Good design is critical to ensuring that people of all ages, life stages and abilities can enjoy Auckland safely, easily and equitably.
As Auckland grows over the next thirty years our city will change, there will be new places to live, work and play. People should be at the centre of every project, so whether it is a building, a park, a street or a neighbourhood, it should be designed with people in mind.
We constantly interact with the built environment and rely on our available senses to do so. This means that design should be considered from the following points of view:
Visual — what we see
Auditory — what we hear
Tactile — what we touch
Cognitive — what we understand
Physical movement – how we move our bodies around
As we pass from childhood to old age, we experience changes in our senses and physical abilities, which affect the way we perceive, use and interact with the environment around us.

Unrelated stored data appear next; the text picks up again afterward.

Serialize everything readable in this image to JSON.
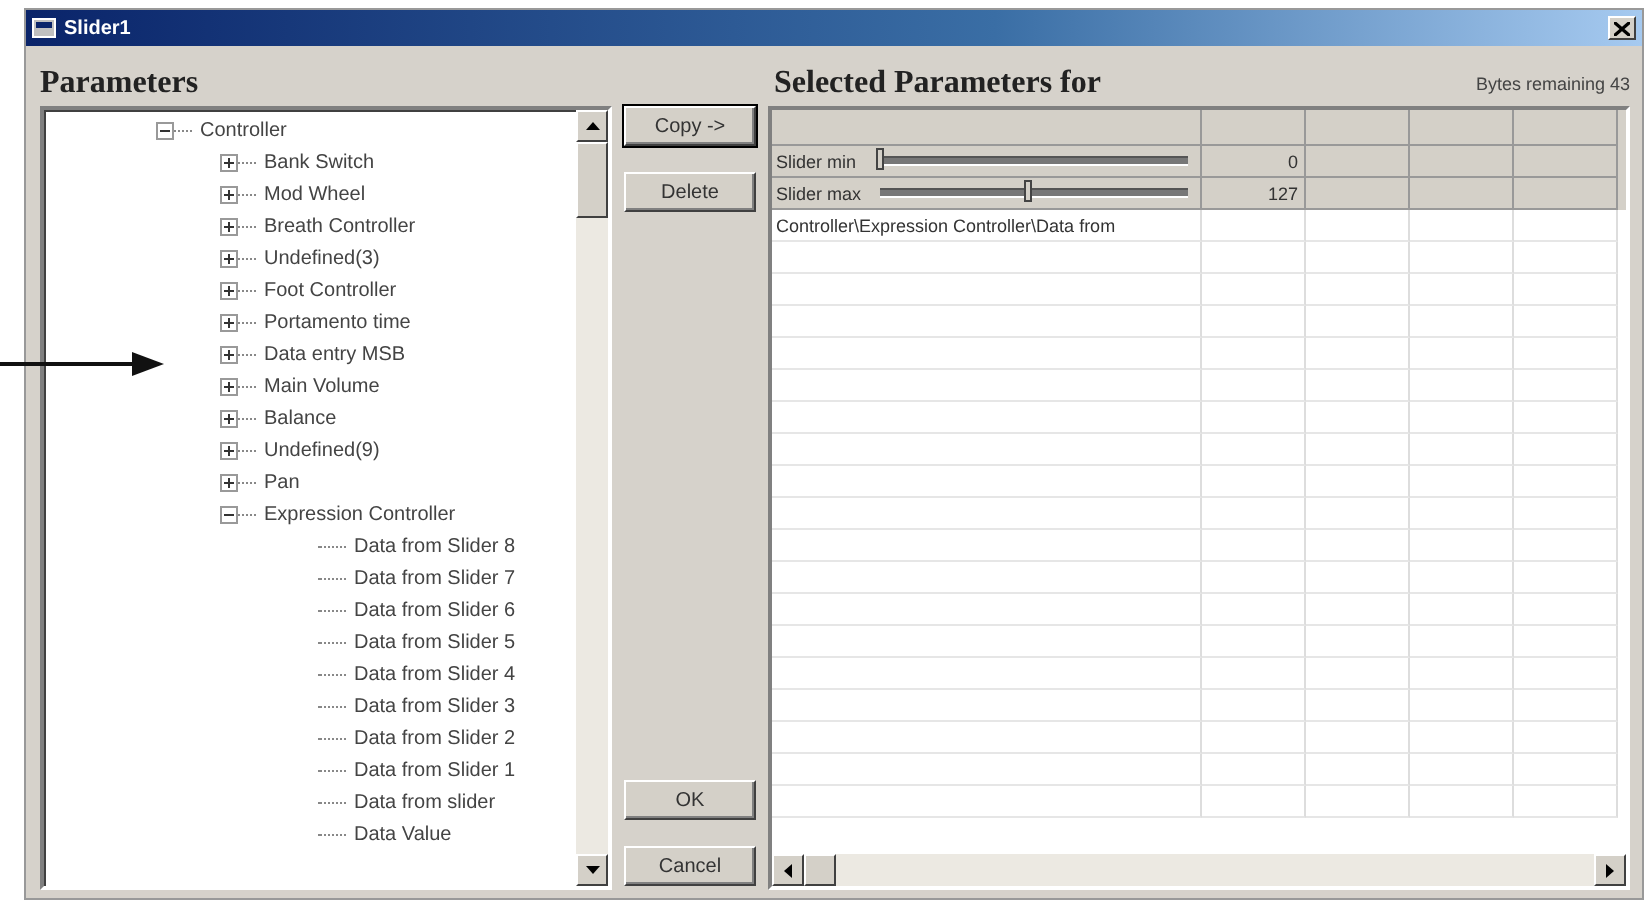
{
  "window": {
    "title": "Slider1"
  },
  "left_heading": "Parameters",
  "tree": [
    {
      "label": "Controller",
      "expanded": true,
      "children": [
        {
          "label": "Bank Switch",
          "expanded": false
        },
        {
          "label": "Mod Wheel",
          "expanded": false
        },
        {
          "label": "Breath Controller",
          "expanded": false
        },
        {
          "label": "Undefined(3)",
          "expanded": false
        },
        {
          "label": "Foot Controller",
          "expanded": false
        },
        {
          "label": "Portamento time",
          "expanded": false
        },
        {
          "label": "Data entry MSB",
          "expanded": false
        },
        {
          "label": "Main Volume",
          "expanded": false
        },
        {
          "label": "Balance",
          "expanded": false
        },
        {
          "label": "Undefined(9)",
          "expanded": false
        },
        {
          "label": "Pan",
          "expanded": false
        },
        {
          "label": "Expression Controller",
          "expanded": true,
          "children": [
            {
              "label": "Data from Slider 8"
            },
            {
              "label": "Data from Slider 7"
            },
            {
              "label": "Data from Slider 6"
            },
            {
              "label": "Data from Slider 5"
            },
            {
              "label": "Data from Slider 4"
            },
            {
              "label": "Data from Slider 3"
            },
            {
              "label": "Data from Slider 2"
            },
            {
              "label": "Data from Slider 1"
            },
            {
              "label": "Data from slider"
            },
            {
              "label": "Data Value"
            }
          ]
        }
      ]
    }
  ],
  "top_buttons": [
    {
      "label": "Copy ->",
      "default": true
    },
    {
      "label": "Delete",
      "default": false
    }
  ],
  "bottom_buttons": [
    {
      "label": "OK",
      "default": false
    },
    {
      "label": "Cancel",
      "default": false
    }
  ],
  "right_heading": "Selected Parameters for",
  "bytes_remaining": "Bytes remaining 43",
  "grid_rows": [
    {
      "kind": "slider",
      "label": "Slider min",
      "level": 0,
      "value": "0"
    },
    {
      "kind": "slider",
      "label": "Slider max",
      "level": 0.48,
      "value": "127"
    },
    {
      "kind": "text",
      "text": "Controller\\Expression Controller\\Data from"
    }
  ]
}
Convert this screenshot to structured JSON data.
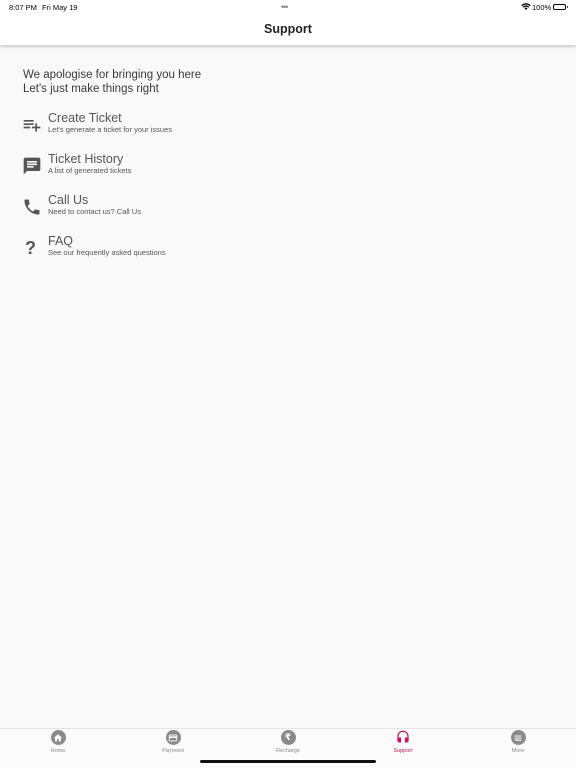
{
  "status_bar": {
    "time": "8:07 PM",
    "date": "Fri May 19",
    "dots": "•••",
    "battery_pct": "100%"
  },
  "header": {
    "title": "Support"
  },
  "intro": {
    "line1": "We apologise for bringing you here",
    "line2": "Let's just make things right"
  },
  "items": [
    {
      "title": "Create Ticket",
      "subtitle": "Let's generate a ticket for your issues",
      "icon": "playlist-add-icon"
    },
    {
      "title": "Ticket History",
      "subtitle": "A list of generated tickets",
      "icon": "chat-message-icon"
    },
    {
      "title": "Call Us",
      "subtitle": "Need to contact us? Call Us",
      "icon": "phone-icon"
    },
    {
      "title": "FAQ",
      "subtitle": "See our frequently asked questions",
      "icon": "question-mark-icon",
      "glyph": "?"
    }
  ],
  "tabs": [
    {
      "label": "Home",
      "icon": "home-icon"
    },
    {
      "label": "Payment",
      "icon": "card-icon"
    },
    {
      "label": "Recharge",
      "icon": "rupee-icon",
      "glyph": "₹"
    },
    {
      "label": "Support",
      "icon": "headphones-icon",
      "active": true
    },
    {
      "label": "More",
      "icon": "menu-icon"
    }
  ],
  "colors": {
    "accent": "#c2185b",
    "inactive_tab": "#8a8a8a",
    "icon": "#555555",
    "background": "#f9f9f9"
  }
}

People share many universal needs during their lifetime. If these needs are considered at the start of the design process, the outcome can accommodate nearly everybody and cater for specific needs (if required) for little or no additional cost. The Universal Design approach is:
“design that makes things easier, safer, healthier and friendlier for everyone (Steinfeld & Maisel, 2012)”.
The Goals of Universal Design provide the framework for what universal design aims to achieve – such as social inclusion, health and wellbeing, cultural appropriateness and equity.
The uptake of a Universal Design approach is emergent in Auckland and New Zealand. Current building legislation (such as NZ Standard 4121:2001 Design for Access and. Mobility – Buildings and Associated Facilities) provide some guidance, but often take an engineering approach. This focus on accommodating people with disabilities in a special or different way both marginalises that part of the community and ignores the needs of other groups, such as children, expectant mothers, older people, migrants, and visitors.
The Universal Design Hub provides information and resources to help you understand how people at various life stages and scenarios interact with the built environment. It introduces a design approach usable by architects, designers, developers, etc. to make places that are enjoyable and functional for all people.